Archive for 2008

THE CARNIVAL OF RECIPES is up!

STRATEGYPAGE: The bad news from Africa. “The problems in Africa are pretty basic, but most Western leaders are unwilling to deal with them head on.”

SLOW-COOKER ADVICE: In response to some earlier recipe posts, people asked me about my All-Clad slow cooker. I like it, but it’s discontinued and the new model is awfully pricey. I got mine as a gift, but I don’t think I’d spend that much money on one, especially as Consumer Reports liked this Hamilton Beach better for under fifty bucks.

I do recommend this cookbook for slow-cookers, and here’s my recipe for Lamb-and-Guinness stew.

HOMELAND SECURITY: “The U.S. military expects to have 20,000 uniformed troops inside the United States by 2011 trained to help state and local officials respond to a nuclear terrorist attack or other domestic catastrophe, according to Pentagon officials. . . . There are critics of the change, in the military and among civil liberties groups and libertarians who express concern that the new homeland emphasis threatens to strain the military and possibly undermine the Posse Comitatus Act, a 130-year-old federal law restricting the military’s role in domestic law enforcement.”

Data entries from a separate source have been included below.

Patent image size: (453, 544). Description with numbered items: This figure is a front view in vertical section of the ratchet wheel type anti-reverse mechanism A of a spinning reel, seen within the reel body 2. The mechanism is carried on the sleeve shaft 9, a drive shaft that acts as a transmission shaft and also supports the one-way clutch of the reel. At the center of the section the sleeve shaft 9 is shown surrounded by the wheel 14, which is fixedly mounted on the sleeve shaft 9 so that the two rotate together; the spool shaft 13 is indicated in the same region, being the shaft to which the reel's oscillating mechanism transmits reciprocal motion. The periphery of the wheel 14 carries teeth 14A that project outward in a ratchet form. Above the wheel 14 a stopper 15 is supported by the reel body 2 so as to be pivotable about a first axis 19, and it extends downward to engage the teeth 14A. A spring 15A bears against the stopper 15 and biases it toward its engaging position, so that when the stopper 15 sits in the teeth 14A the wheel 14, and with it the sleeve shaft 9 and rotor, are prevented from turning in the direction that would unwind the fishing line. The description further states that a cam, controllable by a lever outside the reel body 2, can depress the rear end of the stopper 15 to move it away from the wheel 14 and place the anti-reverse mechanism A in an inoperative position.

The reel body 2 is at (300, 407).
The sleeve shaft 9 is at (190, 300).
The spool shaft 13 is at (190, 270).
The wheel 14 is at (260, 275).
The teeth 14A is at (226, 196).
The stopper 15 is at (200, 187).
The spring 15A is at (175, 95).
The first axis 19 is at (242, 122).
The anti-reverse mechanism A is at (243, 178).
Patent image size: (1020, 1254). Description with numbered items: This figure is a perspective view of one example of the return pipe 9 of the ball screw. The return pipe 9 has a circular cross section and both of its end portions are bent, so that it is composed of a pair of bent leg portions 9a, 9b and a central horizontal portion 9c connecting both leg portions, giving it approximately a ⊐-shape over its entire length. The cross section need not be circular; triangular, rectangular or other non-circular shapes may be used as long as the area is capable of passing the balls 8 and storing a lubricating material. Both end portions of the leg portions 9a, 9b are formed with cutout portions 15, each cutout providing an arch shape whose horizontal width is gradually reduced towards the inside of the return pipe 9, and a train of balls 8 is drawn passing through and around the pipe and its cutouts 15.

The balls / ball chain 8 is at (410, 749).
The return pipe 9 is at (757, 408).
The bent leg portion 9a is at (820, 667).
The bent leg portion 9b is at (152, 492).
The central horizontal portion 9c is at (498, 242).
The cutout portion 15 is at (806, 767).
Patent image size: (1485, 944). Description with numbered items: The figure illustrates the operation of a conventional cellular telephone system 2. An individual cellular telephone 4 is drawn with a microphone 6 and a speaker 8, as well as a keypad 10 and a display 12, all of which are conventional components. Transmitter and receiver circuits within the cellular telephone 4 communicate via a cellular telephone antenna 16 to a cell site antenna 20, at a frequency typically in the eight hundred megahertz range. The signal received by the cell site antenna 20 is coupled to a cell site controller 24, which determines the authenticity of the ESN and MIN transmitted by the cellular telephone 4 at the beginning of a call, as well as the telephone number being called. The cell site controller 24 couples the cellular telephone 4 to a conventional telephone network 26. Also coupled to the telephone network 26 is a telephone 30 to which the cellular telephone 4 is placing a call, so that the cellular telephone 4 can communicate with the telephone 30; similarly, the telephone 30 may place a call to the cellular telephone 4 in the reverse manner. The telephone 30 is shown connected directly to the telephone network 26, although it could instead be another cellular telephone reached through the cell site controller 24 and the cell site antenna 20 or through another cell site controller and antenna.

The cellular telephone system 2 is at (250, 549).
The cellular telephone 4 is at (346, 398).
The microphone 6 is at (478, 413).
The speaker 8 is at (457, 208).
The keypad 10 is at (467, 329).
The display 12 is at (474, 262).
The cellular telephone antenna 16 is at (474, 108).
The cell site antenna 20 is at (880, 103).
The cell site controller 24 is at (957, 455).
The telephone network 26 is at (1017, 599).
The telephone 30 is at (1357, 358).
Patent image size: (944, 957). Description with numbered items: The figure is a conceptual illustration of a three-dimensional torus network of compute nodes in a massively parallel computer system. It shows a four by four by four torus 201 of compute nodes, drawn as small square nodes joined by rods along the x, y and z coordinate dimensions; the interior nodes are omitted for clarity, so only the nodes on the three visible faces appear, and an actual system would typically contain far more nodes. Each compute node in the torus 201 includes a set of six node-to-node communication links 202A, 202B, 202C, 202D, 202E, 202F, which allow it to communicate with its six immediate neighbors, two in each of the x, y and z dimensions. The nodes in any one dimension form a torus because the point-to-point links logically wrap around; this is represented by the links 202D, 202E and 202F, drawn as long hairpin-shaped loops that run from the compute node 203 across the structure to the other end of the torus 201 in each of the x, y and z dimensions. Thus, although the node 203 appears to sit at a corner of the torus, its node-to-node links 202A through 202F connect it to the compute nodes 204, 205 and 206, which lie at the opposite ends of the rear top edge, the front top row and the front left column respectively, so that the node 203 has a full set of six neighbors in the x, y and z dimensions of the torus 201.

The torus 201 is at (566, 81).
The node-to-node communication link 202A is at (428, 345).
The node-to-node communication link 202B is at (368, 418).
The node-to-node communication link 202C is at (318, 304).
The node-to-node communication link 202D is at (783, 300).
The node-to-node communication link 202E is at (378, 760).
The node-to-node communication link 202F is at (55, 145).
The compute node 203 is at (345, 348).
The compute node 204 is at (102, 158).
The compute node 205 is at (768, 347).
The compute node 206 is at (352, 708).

TRYING TO STOP DEFENDANT’S LAWYER FROM being paid? Doesn’t seem like part of a prosecutor’s job to me, but what do I know?

SOME THOUGHTS ON WHAT TO DO about those overgenerous / underfunded public pensions: “Why Isn’t Anyone Talking Later Retirement for Government Workers? . . . The irony is that much of the news around GM, Ford and Chrysler involves their huge defined benefit obligations. Much of the debate around whether to put more government money into these companies tends to come back to the issue of pension and health care payments to those companies millions of retirees. Private workers may end up working longer to balance out the good news that they are living longer. Yet there is virtually no discussion of this with regard to government and public sector workers. I imagine that is because government workers tend to be the ones who vote on their own retirement ages.”

GOOD NEWS! “Edmunds (via Dow Jones Newswires) estimates that the American new car market is down 28 percent in November, but up 1.9 percent from October.”

HIGHER EDUCATION and a “looming affordability challenge.” Will higher ed be the next bubble to burst, with student loans providing the easy credit that inflated it?

DETROIT-TO-DC CARAVAN, cancelled. “Remember the growing movement to caravan a few hundred of Detroit’s most fuel efficient vehicles to the automaker’s next meeting with Congress? Not happening. Interestingly, it wasn’t for lack of support. In fact, it was just the opposite.”

A RANGEL ROUNDUP: In case you were busy, you know, having a life over the weekend, don’t miss the editorials calling for Rangel to step down — here, here and here — and, by way of background, this scandal roundup. Plus, shades of pay-to-play.